Artist

Fernando Jones

Origin: U.S.A
Listen on Coda
Born around 1964 in Chicago, Illinois, Jones reportedly took up guitar and started composing songs by age four, already steeped in the blues through family ties. His older brother performed the music professionally, while cousin Lefty Dizz played guitar at that level as well. Exposure via the latter introduced Jones to numerous blues figures, from whom he absorbed techniques, ideas, and a lasting commitment to the genre’s history. He enrolled at the University of Illinois, Chicago, co-producing blues concerts on campus before earning his degree in 1987.

From that point he built a career spanning multiple performance disciplines. In addition to club and festival appearances as singer and guitarist, he became a regular presence on television. He also works as an author and educator. His 1989 memoir later received a stage adaptation, while his teaching includes extensive lectures and, in the early 2000s, a faculty role at Columbia College developing a blues curriculum. He founded Blues Kids of America to broaden public grasp of the blues’ cultural weight and meaning.

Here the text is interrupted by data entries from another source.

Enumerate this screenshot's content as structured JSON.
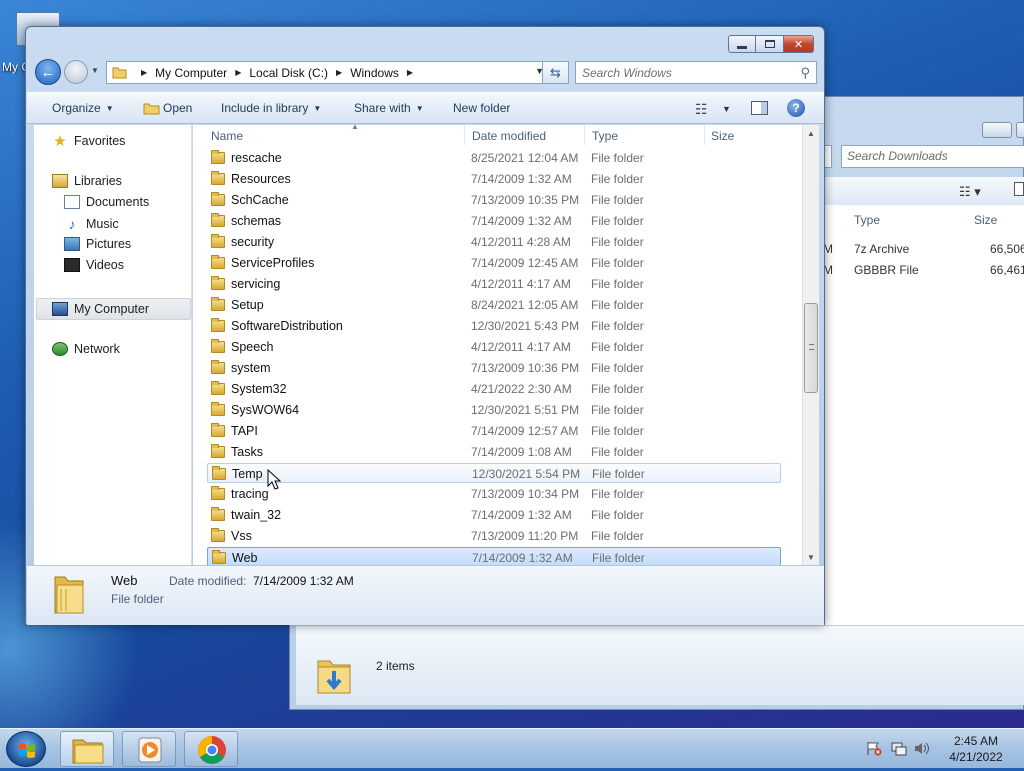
{
  "desktop": {
    "icon_label": "My C"
  },
  "background_window": {
    "search_placeholder": "Search Downloads",
    "columns": {
      "type": "Type",
      "size": "Size"
    },
    "rows": [
      {
        "m": "M",
        "type": "7z Archive",
        "size": "66,506"
      },
      {
        "m": "M",
        "type": "GBBBR File",
        "size": "66,461"
      }
    ],
    "items_count": "2 items"
  },
  "window": {
    "breadcrumbs": [
      "My Computer",
      "Local Disk (C:)",
      "Windows"
    ],
    "search_placeholder": "Search Windows",
    "toolbar": {
      "organize": "Organize",
      "open": "Open",
      "include_in_library": "Include in library",
      "share_with": "Share with",
      "new_folder": "New folder"
    },
    "nav": {
      "favorites": "Favorites",
      "libraries": "Libraries",
      "documents": "Documents",
      "music": "Music",
      "pictures": "Pictures",
      "videos": "Videos",
      "my_computer": "My Computer",
      "network": "Network"
    },
    "columns": {
      "name": "Name",
      "date_modified": "Date modified",
      "type": "Type",
      "size": "Size"
    },
    "files": [
      {
        "name": "rescache",
        "date": "8/25/2021 12:04 AM",
        "type": "File folder"
      },
      {
        "name": "Resources",
        "date": "7/14/2009 1:32 AM",
        "type": "File folder"
      },
      {
        "name": "SchCache",
        "date": "7/13/2009 10:35 PM",
        "type": "File folder"
      },
      {
        "name": "schemas",
        "date": "7/14/2009 1:32 AM",
        "type": "File folder"
      },
      {
        "name": "security",
        "date": "4/12/2011 4:28 AM",
        "type": "File folder"
      },
      {
        "name": "ServiceProfiles",
        "date": "7/14/2009 12:45 AM",
        "type": "File folder"
      },
      {
        "name": "servicing",
        "date": "4/12/2011 4:17 AM",
        "type": "File folder"
      },
      {
        "name": "Setup",
        "date": "8/24/2021 12:05 AM",
        "type": "File folder"
      },
      {
        "name": "SoftwareDistribution",
        "date": "12/30/2021 5:43 PM",
        "type": "File folder"
      },
      {
        "name": "Speech",
        "date": "4/12/2011 4:17 AM",
        "type": "File folder"
      },
      {
        "name": "system",
        "date": "7/13/2009 10:36 PM",
        "type": "File folder"
      },
      {
        "name": "System32",
        "date": "4/21/2022 2:30 AM",
        "type": "File folder"
      },
      {
        "name": "SysWOW64",
        "date": "12/30/2021 5:51 PM",
        "type": "File folder"
      },
      {
        "name": "TAPI",
        "date": "7/14/2009 12:57 AM",
        "type": "File folder"
      },
      {
        "name": "Tasks",
        "date": "7/14/2009 1:08 AM",
        "type": "File folder"
      },
      {
        "name": "Temp",
        "date": "12/30/2021 5:54 PM",
        "type": "File folder"
      },
      {
        "name": "tracing",
        "date": "7/13/2009 10:34 PM",
        "type": "File folder"
      },
      {
        "name": "twain_32",
        "date": "7/14/2009 1:32 AM",
        "type": "File folder"
      },
      {
        "name": "Vss",
        "date": "7/13/2009 11:20 PM",
        "type": "File folder"
      },
      {
        "name": "Web",
        "date": "7/14/2009 1:32 AM",
        "type": "File folder"
      }
    ],
    "hovered_row": "Temp",
    "selected_row": "Web",
    "details": {
      "name": "Web",
      "date_label": "Date modified:",
      "date": "7/14/2009 1:32 AM",
      "type": "File folder"
    }
  },
  "taskbar": {
    "time": "2:45 AM",
    "date": "4/21/2022"
  },
  "colors": {
    "selection": "#c1dcfc",
    "selection_border": "#7da2ce",
    "window_frame": "#b4cbe6",
    "taskbar": "#a6c3e2"
  }
}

Jones’s study of the music’s beginnings has not confined him to earlier eras. He has argued publicly for ongoing growth within the form and kept writing new material, so that recent sets draw almost exclusively from his own songs. Transforming the memoir into the musical play I Was There When The Blues Was Red Hot! kept the narrative historically faithful while introducing original compositions. Mounted in Chicago, the production drew strong praise from audiences and critics alike, resulting in a Black Theatre Alliance Award nomination.